L’enfant grec

Roman de Vassilis Alexakis

Éditions Stock, 2012

 

« Il me semble que quelque chose s’est rompu à Aix, que l’opération a modifié ma perception de la réalité.» On ne saurait mieux dire, quand un auteur incontesté né à Athènes en 1943, primé du Médicis (1995) et du Grand prix du roman de l’Académie Française (2007), se met à dérailler dans les grandes largeurs, pour retrouver les joies d’une enfance vouée aux livres.

Le narrateur nous balade dans un pseudo roman autobiographique, récit de sa convalescence post-op’ dans un hôtel de la rue Madame, à deux pas du Luxembourg. Boiteux, empêtré de ses béquilles, obnubilé par le souvenir cuisant de ce premier vrai pépin de santé et de son hospitalisation (les premières pages sur le sujet sont d’ailleurs un peu longuettes), le narrateur se met à couvert au vert, et parcourt les allées du jardin en traînant péniblement la patte.

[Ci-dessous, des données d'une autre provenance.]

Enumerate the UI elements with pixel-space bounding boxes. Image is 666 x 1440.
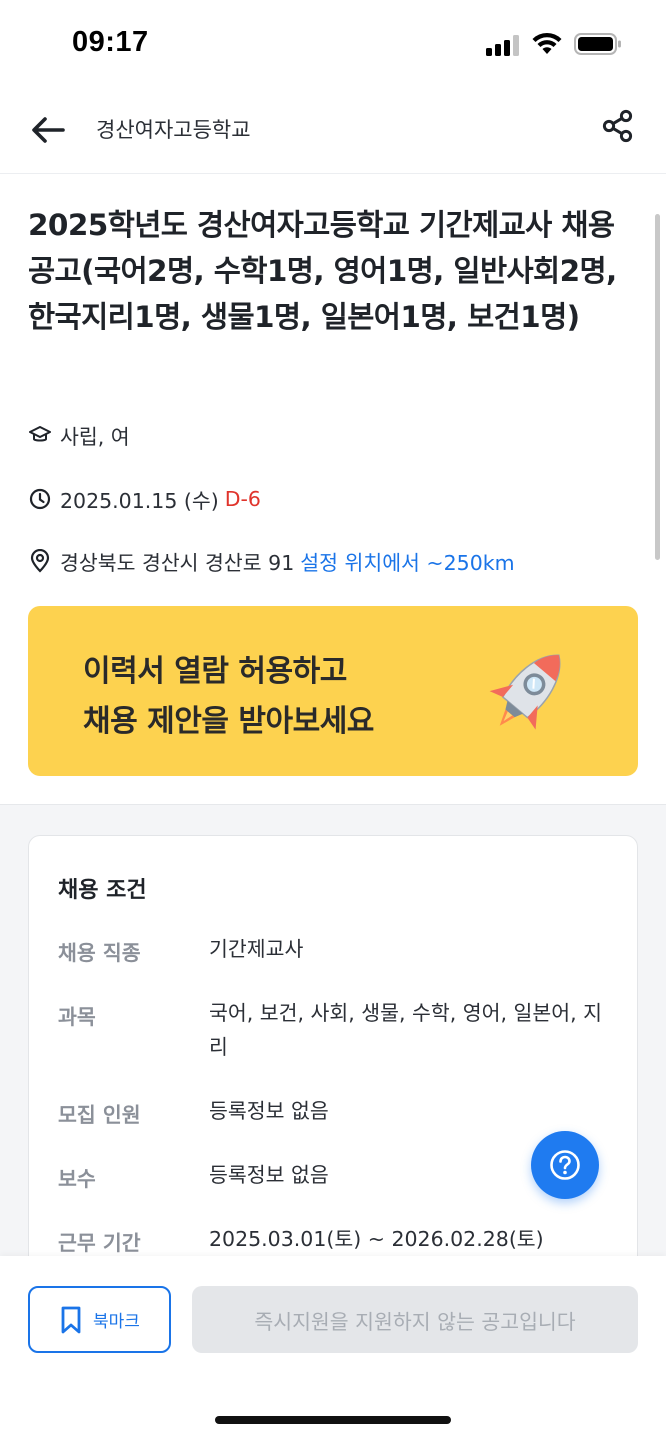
conditions-title: 채용 조건 [58, 878, 147, 903]
condition-label-job-type: 채용 직종 [58, 941, 141, 965]
status-bar: 09:17 [0, 0, 666, 90]
condition-value-period: 2025.03.01(토) ~ 2026.02.28(토) [209, 1227, 544, 1251]
share-button[interactable] [598, 106, 638, 146]
bookmark-icon [61, 1306, 81, 1333]
distance-link[interactable]: 설정 위치에서 ~250km [300, 546, 514, 576]
condition-value-headcount: 등록정보 없음 [209, 1099, 329, 1123]
bookmark-button[interactable]: 북마크 [28, 1286, 171, 1353]
address-text: 경상북도 경산시 경산로 91 [60, 551, 295, 575]
back-button[interactable] [28, 110, 68, 150]
cellular-signal-icon [486, 35, 519, 56]
condition-value-subject: 국어, 보건, 사회, 생물, 수학, 영어, 일본어, 지리 [209, 1001, 602, 1059]
banner-line-2: 채용 제안을 받아보세요 [83, 704, 374, 739]
battery-icon [574, 33, 621, 55]
school-type-row: 사립, 여 [28, 420, 130, 450]
deadline-date: 2025.01.15 (수) [60, 489, 219, 513]
location-row: 경상북도 경산시 경산로 91 설정 위치에서 ~250km [28, 546, 515, 576]
arrow-left-icon [32, 117, 65, 143]
condition-label-salary: 보수 [58, 1167, 96, 1191]
app-header: 경산여자고등학교 [0, 90, 666, 174]
bottom-action-bar: 북마크 즉시지원을 지원하지 않는 공고입니다 [0, 1256, 666, 1440]
condition-label-period: 근무 기간 [58, 1231, 141, 1255]
school-type-text: 사립, 여 [60, 425, 130, 449]
resume-promo-banner[interactable]: 이력서 열람 허용하고 채용 제안을 받아보세요 [28, 606, 638, 776]
location-pin-icon [28, 549, 52, 573]
help-button[interactable] [531, 1131, 599, 1199]
status-time: 09:17 [72, 26, 149, 58]
apply-button-disabled[interactable]: 즉시지원을 지원하지 않는 공고입니다 [192, 1286, 638, 1353]
dday-badge: D-6 [224, 487, 261, 511]
bookmark-label: 북마크 [93, 1312, 140, 1332]
graduation-cap-icon [28, 423, 52, 447]
job-title: 2025학년도 경산여자고등학교 기간제교사 채용 공고(국어2명, 수학1명,… [28, 208, 617, 334]
conditions-card: 채용 조건 채용 직종 기간제교사 과목 국어, 보건, 사회, 생물, 수학,… [28, 835, 638, 1275]
question-mark-icon [550, 1150, 580, 1180]
condition-label-headcount: 모집 인원 [58, 1103, 141, 1127]
condition-label-subject: 과목 [58, 1005, 96, 1029]
deadline-row: 2025.01.15 (수) D-6 [28, 484, 261, 514]
condition-value-job-type: 기간제교사 [209, 937, 304, 961]
share-icon [602, 109, 633, 143]
home-indicator [215, 1416, 451, 1424]
wifi-icon [532, 32, 562, 54]
header-title: 경산여자고등학교 [96, 118, 251, 142]
clock-icon [28, 487, 52, 511]
banner-line-1: 이력서 열람 허용하고 [83, 654, 347, 689]
rocket-icon [489, 654, 561, 730]
scroll-indicator[interactable] [655, 214, 660, 560]
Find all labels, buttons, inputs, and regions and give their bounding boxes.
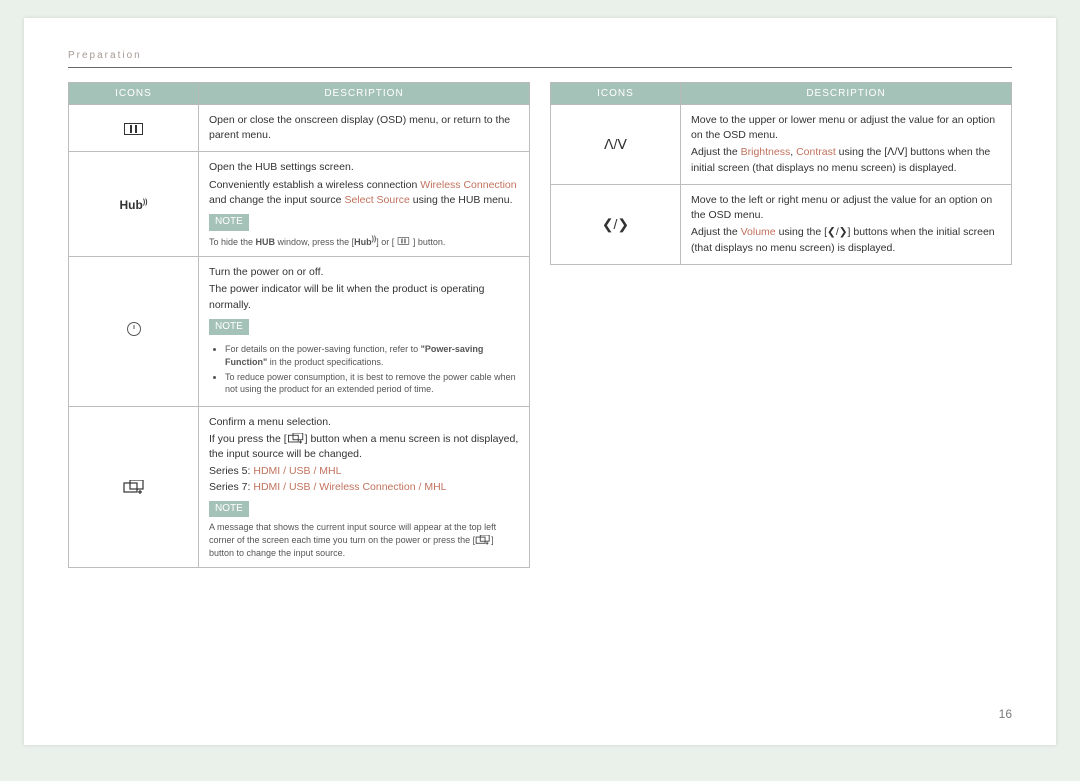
input-source-icon bbox=[123, 480, 145, 496]
note-badge: NOTE bbox=[209, 214, 249, 231]
text: Move to the upper or lower menu or adjus… bbox=[691, 113, 1001, 143]
header-desc: DESCRIPTION bbox=[681, 83, 1012, 105]
text: Adjust the Brightness, Contrast using th… bbox=[691, 145, 1001, 175]
text: Open the HUB settings screen. bbox=[209, 160, 519, 175]
note-badge: NOTE bbox=[209, 319, 249, 336]
right-column: ICONS DESCRIPTION ᐱ/ᐯ Move to the upper … bbox=[550, 82, 1012, 568]
note-text: A message that shows the current input s… bbox=[209, 521, 519, 559]
link-wireless-connection: Wireless Connection bbox=[420, 179, 516, 191]
link-brightness: Brightness bbox=[741, 146, 791, 158]
table-row: Hub)) Open the HUB settings screen. Conv… bbox=[69, 152, 530, 257]
link-contrast: Contrast bbox=[796, 146, 836, 158]
series7-line: Series 7: HDMI / USB / Wireless Connecti… bbox=[209, 480, 519, 495]
osd-menu-icon bbox=[124, 123, 143, 135]
table-row: Open or close the onscreen display (OSD)… bbox=[69, 105, 530, 152]
text: Conveniently establish a wireless connec… bbox=[209, 178, 519, 208]
section-title: Preparation bbox=[68, 50, 1012, 61]
table-row: Confirm a menu selection. If you press t… bbox=[69, 406, 530, 567]
leftright-icon: ❮/❯ bbox=[551, 184, 681, 264]
content-columns: ICONS DESCRIPTION Open or close the onsc… bbox=[68, 82, 1012, 568]
page-number: 16 bbox=[999, 707, 1012, 721]
note-list: For details on the power-saving function… bbox=[209, 343, 519, 395]
menu-desc: Open or close the onscreen display (OSD)… bbox=[199, 105, 530, 152]
note-text: To hide the HUB window, press the [Hub))… bbox=[209, 235, 519, 249]
menu-icon bbox=[69, 105, 199, 152]
series5-line: Series 5: HDMI / USB / MHL bbox=[209, 464, 519, 479]
table-row: Turn the power on or off. The power indi… bbox=[69, 257, 530, 407]
header-icons: ICONS bbox=[69, 83, 199, 105]
leftright-desc: Move to the left or right menu or adjust… bbox=[681, 184, 1012, 264]
updown-icon: ᐱ/ᐯ bbox=[551, 105, 681, 185]
manual-page: Preparation ICONS DESCRIPTION bbox=[24, 18, 1056, 745]
divider bbox=[68, 67, 1012, 68]
text: Turn the power on or off. bbox=[209, 265, 519, 280]
text: Move to the left or right menu or adjust… bbox=[691, 193, 1001, 223]
source-icon bbox=[69, 406, 199, 567]
power-icon bbox=[69, 257, 199, 407]
updown-desc: Move to the upper or lower menu or adjus… bbox=[681, 105, 1012, 185]
power-desc: Turn the power on or off. The power indi… bbox=[199, 257, 530, 407]
hub-desc: Open the HUB settings screen. Convenient… bbox=[199, 152, 530, 257]
list-item: To reduce power consumption, it is best … bbox=[225, 371, 519, 396]
icons-table-left: ICONS DESCRIPTION Open or close the onsc… bbox=[68, 82, 530, 568]
left-column: ICONS DESCRIPTION Open or close the onsc… bbox=[68, 82, 530, 568]
text: Open or close the onscreen display (OSD)… bbox=[209, 114, 510, 141]
table-row: ᐱ/ᐯ Move to the upper or lower menu or a… bbox=[551, 105, 1012, 185]
power-ring-icon bbox=[127, 322, 141, 336]
table-row: ❮/❯ Move to the left or right menu or ad… bbox=[551, 184, 1012, 264]
link-select-source: Select Source bbox=[344, 194, 409, 206]
note-badge: NOTE bbox=[209, 501, 249, 518]
hub-icon: Hub)) bbox=[69, 152, 199, 257]
link-volume: Volume bbox=[741, 226, 776, 238]
icons-table-right: ICONS DESCRIPTION ᐱ/ᐯ Move to the upper … bbox=[550, 82, 1012, 265]
text: Adjust the Volume using the [❮/❯] button… bbox=[691, 225, 1001, 255]
list-item: For details on the power-saving function… bbox=[225, 343, 519, 368]
header-desc: DESCRIPTION bbox=[199, 83, 530, 105]
header-icons: ICONS bbox=[551, 83, 681, 105]
text: Confirm a menu selection. bbox=[209, 415, 519, 430]
text: The power indicator will be lit when the… bbox=[209, 282, 519, 312]
source-desc: Confirm a menu selection. If you press t… bbox=[199, 406, 530, 567]
text: If you press the [ ] button when a menu … bbox=[209, 432, 519, 462]
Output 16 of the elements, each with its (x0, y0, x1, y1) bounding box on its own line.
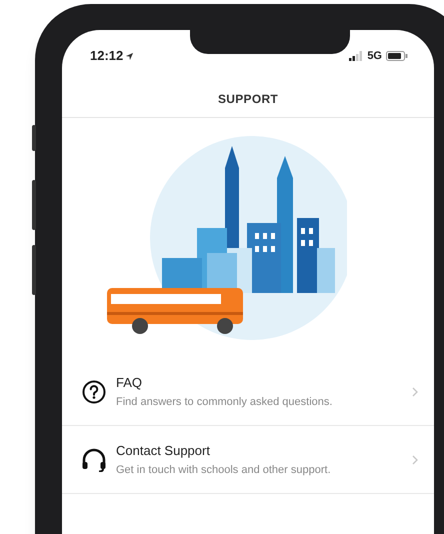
headphones-icon (81, 448, 107, 472)
status-time: 12:12 (90, 47, 124, 66)
item-description: Get in touch with schools and other support. (116, 463, 332, 478)
location-arrow-icon (125, 52, 134, 60)
support-list-item[interactable]: FAQ Find answers to commonly asked questions. (62, 358, 434, 426)
item-description: Find answers to commonly asked questions. (116, 395, 334, 410)
battery-icon (386, 51, 408, 61)
chevron-right-icon (412, 454, 418, 464)
chevron-right-icon (412, 386, 418, 396)
help-icon (82, 380, 106, 404)
screen-title: SUPPORT (218, 90, 278, 108)
item-title: Contact Support (116, 442, 211, 460)
network-label: 5G (367, 48, 382, 64)
signal-icon (349, 51, 364, 61)
item-title: FAQ (116, 374, 144, 392)
support-list-item[interactable]: Contact Support Get in touch with schools and other support. (62, 426, 434, 494)
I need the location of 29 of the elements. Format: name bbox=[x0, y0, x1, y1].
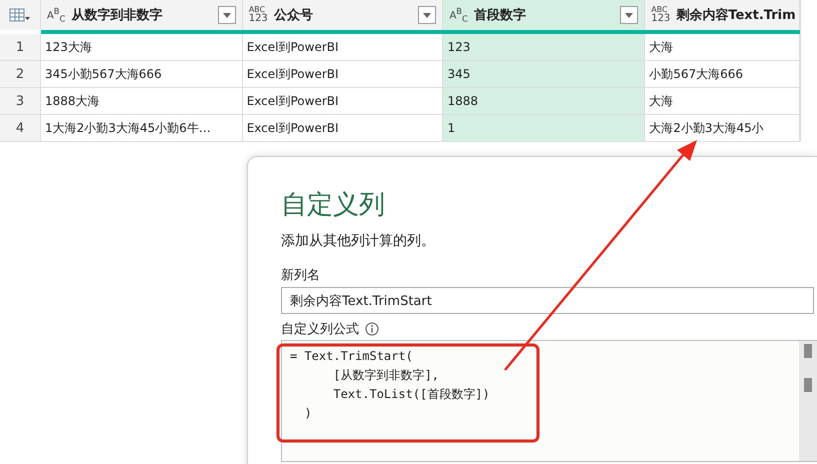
dialog-title: 自定义列 bbox=[281, 189, 386, 222]
any-type-icon[interactable]: ABC 123 bbox=[248, 6, 268, 24]
table-cell: 123 bbox=[443, 34, 646, 60]
table-cell: 345小勤567大海666 bbox=[40, 61, 243, 87]
table-cell: 小勤567大海666 bbox=[645, 61, 800, 87]
row-number: 1 bbox=[0, 34, 41, 60]
field-label: 自定义列公式 bbox=[281, 321, 359, 338]
table-cell: 1 bbox=[443, 115, 646, 141]
filter-dropdown-icon[interactable] bbox=[218, 6, 236, 24]
column-header[interactable]: A$^{B}$$_{C}$ 首段数字 bbox=[443, 0, 646, 30]
row-number: 3 bbox=[0, 88, 41, 114]
any-type-icon[interactable]: ABC 123 bbox=[651, 6, 670, 24]
table-cell: 大海 bbox=[645, 34, 800, 60]
filter-dropdown-icon[interactable] bbox=[620, 6, 638, 24]
table-cell: 1888大海 bbox=[40, 88, 243, 114]
table-cell: 345 bbox=[443, 61, 646, 87]
row-number: 2 bbox=[0, 61, 41, 87]
column-name-field[interactable]: 剩余内容Text.TrimStart bbox=[281, 287, 814, 314]
scrollbar[interactable] bbox=[799, 341, 817, 461]
filter-dropdown-icon[interactable] bbox=[418, 6, 436, 24]
formula-editor[interactable]: = Text.TrimStart( [从数字到非数字], Text.ToList([首段数字]) ) bbox=[281, 340, 817, 462]
table-cell: 1大海2小勤3大海45小勤6牛… bbox=[40, 115, 243, 141]
info-icon[interactable] bbox=[365, 322, 379, 336]
row-number: 4 bbox=[0, 115, 41, 141]
table-cell: 1888 bbox=[443, 88, 646, 114]
dialog-subtitle: 添加从其他列计算的列。 bbox=[281, 232, 436, 250]
table-cell: 大海 bbox=[645, 88, 800, 114]
table-cell: 123大海 bbox=[40, 34, 243, 60]
field-label: 新列名 bbox=[281, 267, 321, 284]
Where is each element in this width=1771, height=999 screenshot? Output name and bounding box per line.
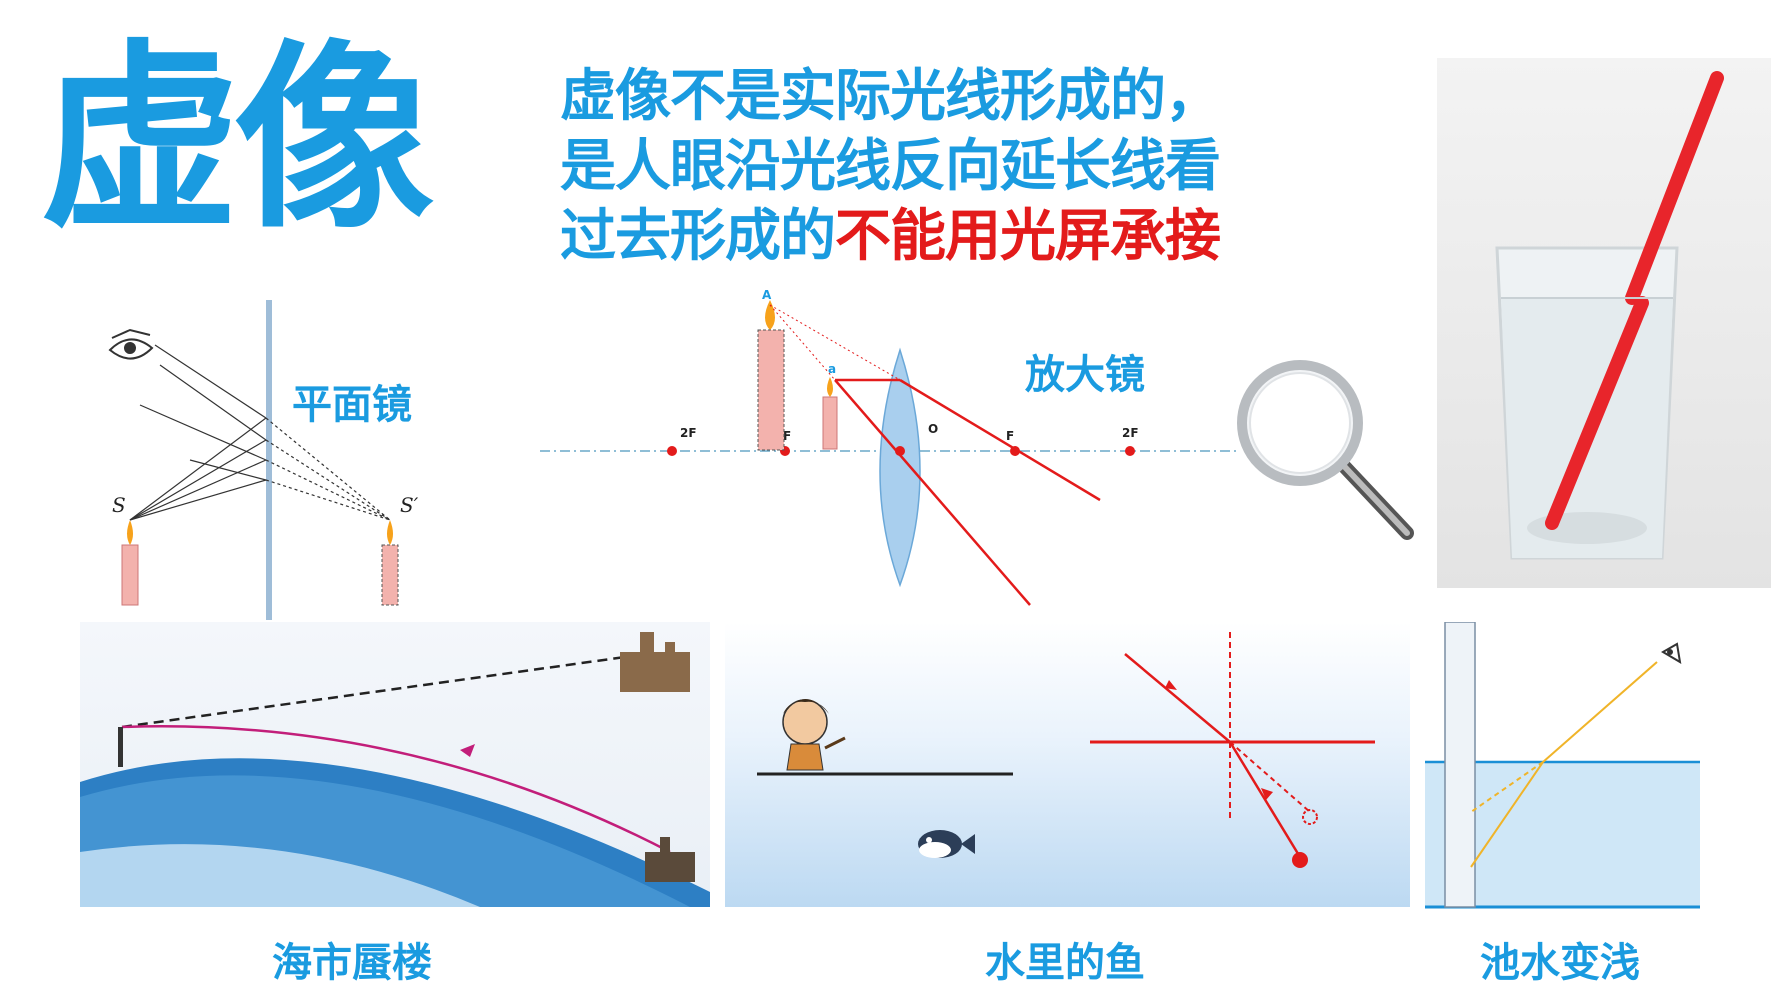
candle-icon: [822, 377, 838, 450]
mirage-diagram: [80, 622, 710, 907]
virtual-candle-icon: [381, 520, 399, 606]
svg-text:O: O: [928, 422, 938, 436]
ruler-post: [1444, 622, 1476, 908]
fish-diagram: [725, 622, 1410, 907]
observer-icon: [118, 727, 123, 767]
description-line-1: 虚像不是实际光线形成的，: [560, 64, 1221, 129]
svg-text:F: F: [1006, 429, 1014, 443]
convex-lens: [879, 347, 921, 588]
description-line-2: 是人眼沿光线反向延长线看: [560, 134, 1221, 199]
glass-straw-photo: [1437, 58, 1771, 588]
eye-icon: [108, 328, 154, 360]
fish-icon: [918, 830, 975, 858]
point-A: A: [762, 288, 772, 302]
page-title: 虚像: [40, 23, 434, 256]
mirage-caption: 海市蜃楼: [272, 940, 432, 986]
caveman-icon: [782, 699, 846, 771]
virtual-fish-point: [1302, 809, 1318, 825]
svg-text:2F: 2F: [680, 426, 697, 440]
magnifier-diagram: 2F F O F 2F A a: [540, 285, 1240, 615]
fish-caption: 水里的鱼: [985, 940, 1145, 986]
pool-diagram: [1425, 622, 1700, 917]
eye-icon: [1661, 642, 1682, 664]
plane-mirror-label: 平面镜: [292, 382, 412, 428]
description-line-3-prefix: 过去形成的: [560, 204, 836, 269]
magnifier-label: 放大镜: [1025, 352, 1145, 398]
candle-icon: [121, 520, 139, 606]
pool-caption: 池水变浅: [1480, 940, 1640, 986]
image-label: S′: [400, 493, 419, 517]
magnifying-glass-icon: [1225, 355, 1425, 555]
plane-mirror-diagram: S S′: [100, 290, 460, 620]
description: 虚像不是实际光线形成的， 是人眼沿光线反向延长线看 过去形成的不能用光屏承接: [560, 62, 1380, 272]
description-line-3: 过去形成的不能用光屏承接: [560, 202, 1380, 272]
description-highlight: 不能用光屏承接: [835, 204, 1221, 269]
castle-icon: [620, 632, 690, 692]
virtual-image-candle-icon: [757, 300, 785, 451]
source-label: S: [112, 493, 126, 517]
real-fish-point: [1292, 852, 1308, 868]
svg-text:2F: 2F: [1122, 426, 1139, 440]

Il explore les recoins du Luxembourg, en découvre les usages, les visiteurs, les habitués, l’ombre des personnages issus de l’imagination de Hugo ou de Balzac, tout comme ceux qui y ont élu pour ainsi dire domicile, sénateurs, marionnettiste du théâtre de Guignol, vagabond lettré ou savoureuse dame-pipi.

Cette plongée au cœur d’un lieu pétri d’Histoire et de romanesque, au moment où la camarde l’a raté de peu, lui ouvre de nouveau les portes de son paradis perdu, son propre jardin de la banlieue d’Athènes, où les personnages fabuleux des « Classiques illustrés » venaient le retrouver dans la remise pour de grandes aventures. La magie des romans populaires, leurs héros courageux, les aventuriers intrépides, répondent de nouveau présents pour que le réel soit supportable. Quand la Grèce s’enflamme, que l’exilé ne reconnaît plus son pays, qu’il n’y a plus beaucoup de vivants avec qui partager des souvenirs, la littérature reprend ses droits, la réalité se délite et bascule dans une fiction où l’imagination pétulante règne en maître : « J’ai su très tôt en somme que la meilleure façon de raconter un événement était de l’inventer ».

Alors le narrateur choisit, comme Alice, de plonger tête la première dans le terrier, et partage son petit-déjeuner sans sourciller avec le Lapin Blanc de la Reine de Cœur,  tient des discours aux pantins chahuteurs et dissipés du Guignol qui apprécient l’hommage qui leur est rendu, croise Milady dans une librairie, subit une attaque de Peaux-Rouges qui brandissent lances et tomahawks sur le pavé parisien et voit enfin flamber le Sénat après une attaque de pantins géants, avant de fuir par les égouts et les carrières souterraines, porté à dos d’homme tel Marius avec Jean Valjean. Ce glissement progressif vers le burlesque permet au texte de ne jamais sombrer dans la réminiscence funèbre ou une nostalgie mélancolique. Le crayon (puisque le narrateur écrit encore au crayon de papier sur les feuilles blanches les mieux disposées envers lui dans une rame, persuadé que certaines feuilles préfèrent lui manifester une réelle hostilité en repoussant ses idées…) témoigne de détails, d’accros, de cocasseries, de remarques décalées, déroutantes et souvent drôles qui rappellent la fulgurante maîtrise de la langue d’Alexakis. Remarquant que le prince Mychkine ressemble trop au Christ, il répond à son frère qui lui demande de lui résumer L’Idiot : « c’est un épisode inédit de la vie de Jésus qui se passe chez les alcooliques russes »… « L’âme russe ?… une sorte de nationalisme parfumé d’encens »…

C’est élégance de ton, ce mélange d’innocence retrouvée, de mensonges assumés et d’ironie caustique (les pages sur la crise grecque sont sans concession) est d’autant plus savoureuse à l’heure où d’autres auteurs se complaisent dans le trash et le narcissisme sinistre. Vassilis Alexakis préfère rendre un magnifique hommage à la littérature, à Dumas et à Stevenson, à Jules Verne et à Dickens, avec poésie et une âme d’enfant encore immaculée.